The team named the fossil after Ashok Sahni, who described the first primate fossil belonging to a Sivalidapid in 1979.
Apart from the visible link between past species of primates, the new discovery is also helping understand the type of habitat Kashmir had during that period. The fossil teeth indicate that the animal was a herbivore eating leaves and it was arboreal or tree dweller.

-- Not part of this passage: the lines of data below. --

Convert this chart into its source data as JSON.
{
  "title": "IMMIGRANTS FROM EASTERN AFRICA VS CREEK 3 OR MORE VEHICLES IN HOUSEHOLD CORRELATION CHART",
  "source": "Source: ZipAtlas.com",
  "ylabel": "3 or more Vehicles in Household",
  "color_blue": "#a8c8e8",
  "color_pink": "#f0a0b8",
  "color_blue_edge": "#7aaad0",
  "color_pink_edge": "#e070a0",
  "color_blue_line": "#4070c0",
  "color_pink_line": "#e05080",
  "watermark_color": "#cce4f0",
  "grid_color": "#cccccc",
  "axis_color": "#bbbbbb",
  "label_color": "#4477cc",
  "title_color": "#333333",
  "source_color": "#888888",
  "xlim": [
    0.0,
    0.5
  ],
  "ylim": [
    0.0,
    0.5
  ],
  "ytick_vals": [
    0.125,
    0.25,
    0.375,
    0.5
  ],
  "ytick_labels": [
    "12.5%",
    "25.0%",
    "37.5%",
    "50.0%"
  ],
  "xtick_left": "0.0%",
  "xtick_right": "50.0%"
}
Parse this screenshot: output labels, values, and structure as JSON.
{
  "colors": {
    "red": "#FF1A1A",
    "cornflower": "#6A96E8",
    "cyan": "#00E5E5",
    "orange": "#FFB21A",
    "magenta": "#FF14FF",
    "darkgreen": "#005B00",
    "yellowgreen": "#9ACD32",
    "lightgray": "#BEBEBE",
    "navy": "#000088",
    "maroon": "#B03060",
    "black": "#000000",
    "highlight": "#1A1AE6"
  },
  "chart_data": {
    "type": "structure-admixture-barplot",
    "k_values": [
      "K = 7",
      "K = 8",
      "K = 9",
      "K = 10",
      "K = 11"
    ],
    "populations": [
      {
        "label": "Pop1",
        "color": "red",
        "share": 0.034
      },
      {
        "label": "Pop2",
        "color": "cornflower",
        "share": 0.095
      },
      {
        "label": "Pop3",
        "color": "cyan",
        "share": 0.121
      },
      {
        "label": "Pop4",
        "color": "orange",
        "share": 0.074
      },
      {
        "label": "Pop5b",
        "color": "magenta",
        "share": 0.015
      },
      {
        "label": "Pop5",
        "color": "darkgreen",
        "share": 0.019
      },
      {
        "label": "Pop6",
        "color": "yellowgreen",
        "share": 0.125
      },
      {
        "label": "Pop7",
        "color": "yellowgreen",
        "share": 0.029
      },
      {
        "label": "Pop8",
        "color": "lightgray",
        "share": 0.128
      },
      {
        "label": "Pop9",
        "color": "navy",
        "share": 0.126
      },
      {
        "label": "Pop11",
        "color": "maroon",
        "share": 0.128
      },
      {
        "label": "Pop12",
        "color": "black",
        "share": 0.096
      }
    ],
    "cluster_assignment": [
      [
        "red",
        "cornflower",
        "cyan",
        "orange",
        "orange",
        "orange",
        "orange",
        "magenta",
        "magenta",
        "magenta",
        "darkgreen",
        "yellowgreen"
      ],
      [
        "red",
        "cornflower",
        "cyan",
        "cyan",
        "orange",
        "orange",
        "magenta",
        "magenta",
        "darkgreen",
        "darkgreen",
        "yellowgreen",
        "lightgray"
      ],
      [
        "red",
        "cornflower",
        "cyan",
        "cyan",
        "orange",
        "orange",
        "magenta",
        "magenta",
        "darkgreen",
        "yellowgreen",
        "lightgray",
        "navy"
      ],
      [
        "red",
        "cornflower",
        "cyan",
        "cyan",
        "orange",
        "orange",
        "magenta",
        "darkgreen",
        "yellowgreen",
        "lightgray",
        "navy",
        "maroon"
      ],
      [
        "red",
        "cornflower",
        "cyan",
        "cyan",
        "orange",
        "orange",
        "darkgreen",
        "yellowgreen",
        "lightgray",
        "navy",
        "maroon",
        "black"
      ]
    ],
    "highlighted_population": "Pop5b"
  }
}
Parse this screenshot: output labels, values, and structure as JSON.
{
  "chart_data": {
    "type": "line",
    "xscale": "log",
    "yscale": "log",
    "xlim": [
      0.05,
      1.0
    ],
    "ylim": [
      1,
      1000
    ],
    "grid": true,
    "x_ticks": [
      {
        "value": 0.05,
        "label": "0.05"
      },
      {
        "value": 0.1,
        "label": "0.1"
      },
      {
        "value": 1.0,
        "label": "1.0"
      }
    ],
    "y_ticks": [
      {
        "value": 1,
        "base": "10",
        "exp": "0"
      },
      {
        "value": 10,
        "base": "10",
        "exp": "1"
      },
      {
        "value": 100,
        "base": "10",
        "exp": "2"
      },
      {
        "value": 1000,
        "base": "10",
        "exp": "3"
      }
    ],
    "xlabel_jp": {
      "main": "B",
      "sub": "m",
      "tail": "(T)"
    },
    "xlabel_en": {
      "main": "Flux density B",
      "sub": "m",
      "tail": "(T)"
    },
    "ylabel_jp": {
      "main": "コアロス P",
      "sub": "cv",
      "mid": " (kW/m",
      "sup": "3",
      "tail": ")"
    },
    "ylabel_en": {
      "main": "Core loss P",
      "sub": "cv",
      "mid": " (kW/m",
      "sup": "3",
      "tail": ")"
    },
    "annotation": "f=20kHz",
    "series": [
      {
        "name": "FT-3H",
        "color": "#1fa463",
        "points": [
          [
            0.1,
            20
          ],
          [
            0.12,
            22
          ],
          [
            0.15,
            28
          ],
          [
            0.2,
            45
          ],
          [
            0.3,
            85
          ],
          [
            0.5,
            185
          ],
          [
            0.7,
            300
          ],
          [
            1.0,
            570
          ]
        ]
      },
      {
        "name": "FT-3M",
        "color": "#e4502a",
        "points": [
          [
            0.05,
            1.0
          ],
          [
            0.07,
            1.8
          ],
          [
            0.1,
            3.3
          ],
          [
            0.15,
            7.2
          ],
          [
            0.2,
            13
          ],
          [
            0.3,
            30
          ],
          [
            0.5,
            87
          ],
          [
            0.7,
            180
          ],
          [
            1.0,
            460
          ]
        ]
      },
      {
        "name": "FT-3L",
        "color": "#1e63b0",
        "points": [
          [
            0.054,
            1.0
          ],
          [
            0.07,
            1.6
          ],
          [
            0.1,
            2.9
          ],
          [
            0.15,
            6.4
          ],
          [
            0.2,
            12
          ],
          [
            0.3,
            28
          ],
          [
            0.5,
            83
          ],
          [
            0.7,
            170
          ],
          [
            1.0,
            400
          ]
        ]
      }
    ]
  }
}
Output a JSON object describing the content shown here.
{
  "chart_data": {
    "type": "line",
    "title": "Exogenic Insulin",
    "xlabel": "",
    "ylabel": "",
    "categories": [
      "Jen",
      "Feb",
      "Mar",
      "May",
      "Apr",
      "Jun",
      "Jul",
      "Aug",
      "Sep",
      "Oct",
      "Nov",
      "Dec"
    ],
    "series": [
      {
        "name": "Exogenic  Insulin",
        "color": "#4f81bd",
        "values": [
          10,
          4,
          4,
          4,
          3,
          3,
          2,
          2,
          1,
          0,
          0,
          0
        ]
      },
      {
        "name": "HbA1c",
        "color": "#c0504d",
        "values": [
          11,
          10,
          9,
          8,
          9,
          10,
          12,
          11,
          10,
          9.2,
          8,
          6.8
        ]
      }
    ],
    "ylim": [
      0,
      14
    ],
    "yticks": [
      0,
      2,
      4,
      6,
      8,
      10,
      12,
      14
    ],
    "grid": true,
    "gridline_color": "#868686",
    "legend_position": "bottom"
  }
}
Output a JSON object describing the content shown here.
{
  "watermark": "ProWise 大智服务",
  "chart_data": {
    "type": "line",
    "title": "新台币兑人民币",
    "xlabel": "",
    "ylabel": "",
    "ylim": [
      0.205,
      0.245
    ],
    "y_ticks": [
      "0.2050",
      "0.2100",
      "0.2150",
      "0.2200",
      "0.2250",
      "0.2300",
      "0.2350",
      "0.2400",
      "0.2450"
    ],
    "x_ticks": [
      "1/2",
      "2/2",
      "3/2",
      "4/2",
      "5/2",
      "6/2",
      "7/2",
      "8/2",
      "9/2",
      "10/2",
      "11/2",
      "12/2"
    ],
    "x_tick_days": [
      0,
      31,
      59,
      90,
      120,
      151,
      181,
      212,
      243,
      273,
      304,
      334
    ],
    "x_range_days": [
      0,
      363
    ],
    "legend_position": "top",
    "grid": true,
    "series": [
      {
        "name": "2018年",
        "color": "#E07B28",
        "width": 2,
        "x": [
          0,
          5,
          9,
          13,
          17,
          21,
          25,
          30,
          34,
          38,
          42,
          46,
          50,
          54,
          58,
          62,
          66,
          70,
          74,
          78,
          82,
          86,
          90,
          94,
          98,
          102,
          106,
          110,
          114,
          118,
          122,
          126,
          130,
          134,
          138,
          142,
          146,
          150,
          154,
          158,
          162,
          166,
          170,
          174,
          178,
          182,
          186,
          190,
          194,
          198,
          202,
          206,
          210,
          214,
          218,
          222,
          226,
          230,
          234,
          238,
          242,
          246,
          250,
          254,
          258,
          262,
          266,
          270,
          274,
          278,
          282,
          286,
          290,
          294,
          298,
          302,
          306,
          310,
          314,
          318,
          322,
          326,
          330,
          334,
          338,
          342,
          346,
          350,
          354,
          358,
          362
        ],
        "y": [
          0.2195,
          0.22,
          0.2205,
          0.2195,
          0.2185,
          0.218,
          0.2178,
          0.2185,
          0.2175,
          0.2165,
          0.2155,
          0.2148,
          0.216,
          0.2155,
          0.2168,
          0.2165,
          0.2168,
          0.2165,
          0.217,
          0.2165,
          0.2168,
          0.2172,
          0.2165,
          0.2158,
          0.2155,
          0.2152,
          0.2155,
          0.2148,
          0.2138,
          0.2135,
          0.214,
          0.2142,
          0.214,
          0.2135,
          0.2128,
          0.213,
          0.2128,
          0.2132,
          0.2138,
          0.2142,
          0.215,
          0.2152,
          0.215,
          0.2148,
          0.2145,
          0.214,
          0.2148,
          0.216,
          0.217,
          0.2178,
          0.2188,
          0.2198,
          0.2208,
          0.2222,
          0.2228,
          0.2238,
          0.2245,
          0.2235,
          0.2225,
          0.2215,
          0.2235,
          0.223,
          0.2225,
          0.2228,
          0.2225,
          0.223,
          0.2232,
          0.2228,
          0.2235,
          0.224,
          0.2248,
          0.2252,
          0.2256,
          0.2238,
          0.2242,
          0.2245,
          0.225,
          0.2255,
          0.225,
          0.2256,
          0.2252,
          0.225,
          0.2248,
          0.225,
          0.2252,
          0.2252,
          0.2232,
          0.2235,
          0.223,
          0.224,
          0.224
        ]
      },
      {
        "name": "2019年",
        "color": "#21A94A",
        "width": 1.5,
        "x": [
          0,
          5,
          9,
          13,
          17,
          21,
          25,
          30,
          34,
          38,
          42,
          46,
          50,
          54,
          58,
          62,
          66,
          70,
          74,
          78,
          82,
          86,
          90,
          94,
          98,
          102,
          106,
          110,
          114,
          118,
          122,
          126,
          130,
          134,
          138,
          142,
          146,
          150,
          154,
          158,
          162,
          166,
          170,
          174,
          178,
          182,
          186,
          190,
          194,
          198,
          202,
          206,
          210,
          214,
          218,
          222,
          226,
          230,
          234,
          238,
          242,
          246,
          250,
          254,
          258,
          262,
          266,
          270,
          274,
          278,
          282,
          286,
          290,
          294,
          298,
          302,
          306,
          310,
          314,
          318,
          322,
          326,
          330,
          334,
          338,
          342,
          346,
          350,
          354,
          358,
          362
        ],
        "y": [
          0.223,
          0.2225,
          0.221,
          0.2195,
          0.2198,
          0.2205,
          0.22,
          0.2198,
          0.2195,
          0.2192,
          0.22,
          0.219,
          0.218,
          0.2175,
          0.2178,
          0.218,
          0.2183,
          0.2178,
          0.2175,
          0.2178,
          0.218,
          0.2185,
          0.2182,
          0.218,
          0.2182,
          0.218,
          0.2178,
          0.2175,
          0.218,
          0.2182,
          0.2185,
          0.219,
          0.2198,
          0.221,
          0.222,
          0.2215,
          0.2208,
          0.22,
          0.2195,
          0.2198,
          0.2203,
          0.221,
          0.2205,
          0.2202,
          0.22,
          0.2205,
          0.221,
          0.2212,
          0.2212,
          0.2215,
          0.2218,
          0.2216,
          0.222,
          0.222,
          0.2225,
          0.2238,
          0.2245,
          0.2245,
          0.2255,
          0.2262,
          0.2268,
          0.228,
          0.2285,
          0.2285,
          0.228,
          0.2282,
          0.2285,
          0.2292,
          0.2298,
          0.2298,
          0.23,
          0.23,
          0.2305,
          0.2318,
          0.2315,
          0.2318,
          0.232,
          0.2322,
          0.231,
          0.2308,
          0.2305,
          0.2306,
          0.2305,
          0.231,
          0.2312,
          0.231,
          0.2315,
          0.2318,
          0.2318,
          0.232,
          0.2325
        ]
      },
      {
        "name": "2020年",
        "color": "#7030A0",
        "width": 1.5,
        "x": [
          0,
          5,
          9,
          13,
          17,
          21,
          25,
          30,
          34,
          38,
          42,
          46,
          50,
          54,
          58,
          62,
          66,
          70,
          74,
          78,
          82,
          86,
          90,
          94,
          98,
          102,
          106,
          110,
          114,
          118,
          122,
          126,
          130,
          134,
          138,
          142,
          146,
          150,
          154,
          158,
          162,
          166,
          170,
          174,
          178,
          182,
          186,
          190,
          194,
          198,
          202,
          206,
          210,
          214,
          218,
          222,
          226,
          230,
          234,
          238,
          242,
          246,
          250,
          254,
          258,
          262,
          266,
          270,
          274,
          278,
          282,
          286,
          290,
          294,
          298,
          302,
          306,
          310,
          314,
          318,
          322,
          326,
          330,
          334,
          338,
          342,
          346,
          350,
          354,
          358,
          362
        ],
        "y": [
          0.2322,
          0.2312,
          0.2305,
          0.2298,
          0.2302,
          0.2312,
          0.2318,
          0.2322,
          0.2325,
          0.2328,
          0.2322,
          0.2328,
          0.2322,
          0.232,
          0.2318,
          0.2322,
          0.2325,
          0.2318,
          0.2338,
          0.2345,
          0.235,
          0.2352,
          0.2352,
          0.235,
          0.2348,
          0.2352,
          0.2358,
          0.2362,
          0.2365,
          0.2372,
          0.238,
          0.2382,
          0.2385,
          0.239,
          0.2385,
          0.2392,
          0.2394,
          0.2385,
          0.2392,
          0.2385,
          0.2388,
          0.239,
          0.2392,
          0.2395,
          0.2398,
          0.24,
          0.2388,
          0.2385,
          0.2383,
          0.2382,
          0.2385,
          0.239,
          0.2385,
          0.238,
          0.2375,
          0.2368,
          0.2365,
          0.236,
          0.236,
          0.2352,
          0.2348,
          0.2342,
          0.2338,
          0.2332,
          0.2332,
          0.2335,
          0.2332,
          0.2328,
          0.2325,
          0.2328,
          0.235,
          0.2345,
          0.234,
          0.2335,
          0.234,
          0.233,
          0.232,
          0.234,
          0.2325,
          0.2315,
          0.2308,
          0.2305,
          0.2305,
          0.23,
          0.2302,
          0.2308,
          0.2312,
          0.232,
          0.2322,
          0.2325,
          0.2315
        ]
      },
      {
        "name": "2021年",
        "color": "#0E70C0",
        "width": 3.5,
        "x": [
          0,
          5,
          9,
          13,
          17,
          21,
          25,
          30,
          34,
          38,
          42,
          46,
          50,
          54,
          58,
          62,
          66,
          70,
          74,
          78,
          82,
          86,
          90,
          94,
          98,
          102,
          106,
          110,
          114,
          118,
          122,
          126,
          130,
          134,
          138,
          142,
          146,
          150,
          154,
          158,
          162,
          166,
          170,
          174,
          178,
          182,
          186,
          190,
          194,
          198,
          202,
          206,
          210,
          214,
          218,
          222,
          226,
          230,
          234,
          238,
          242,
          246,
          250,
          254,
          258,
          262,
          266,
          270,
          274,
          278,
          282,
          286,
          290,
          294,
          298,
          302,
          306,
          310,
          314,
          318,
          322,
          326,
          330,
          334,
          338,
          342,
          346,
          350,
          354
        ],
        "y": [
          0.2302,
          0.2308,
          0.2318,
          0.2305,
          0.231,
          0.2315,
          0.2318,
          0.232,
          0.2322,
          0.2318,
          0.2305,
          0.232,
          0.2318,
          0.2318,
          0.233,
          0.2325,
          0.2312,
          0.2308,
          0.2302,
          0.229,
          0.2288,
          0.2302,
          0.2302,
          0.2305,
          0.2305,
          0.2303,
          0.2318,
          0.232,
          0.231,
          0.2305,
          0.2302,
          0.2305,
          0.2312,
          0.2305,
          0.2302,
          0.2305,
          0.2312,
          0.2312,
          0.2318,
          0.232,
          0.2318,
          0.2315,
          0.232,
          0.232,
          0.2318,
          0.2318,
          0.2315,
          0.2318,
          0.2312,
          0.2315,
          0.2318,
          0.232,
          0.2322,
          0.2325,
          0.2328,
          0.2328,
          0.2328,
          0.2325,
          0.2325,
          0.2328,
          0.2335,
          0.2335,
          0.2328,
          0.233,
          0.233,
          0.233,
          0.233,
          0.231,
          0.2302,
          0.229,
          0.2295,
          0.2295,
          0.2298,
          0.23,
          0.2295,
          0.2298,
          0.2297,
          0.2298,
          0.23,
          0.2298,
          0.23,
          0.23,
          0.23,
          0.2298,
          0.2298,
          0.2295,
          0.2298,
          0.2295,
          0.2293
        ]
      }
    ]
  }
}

At present this area is a rocky terrain therefore, the fossil gives important evidence that at one time the same area had forests and trees where this primate lived and ate.
Dr. Sahni who was not part of the present study said,
“This fossil belongs to a special group of primates who were existing on the Indian subcontinent when the landmass was drifting away from Madagascar towards the Asian plate. They became extinct everywhere else in the world, but survived in India and Pakistan till a few million years ago. They managed to survive because of certain special conditions, that we do not know yet.”
Thus a small piece of dental record of a primate in the form of a fossil found in a non-descript part of Jammu & Kashmir can have far reaching consequences. It shows that a lemur like primate existed in the region around 13 million years ago. It shows that the area once was a forest and it also changes the evolutionary history of primates giving proof of when the African and Asia primates evolved and diverged to the different species and subspecies.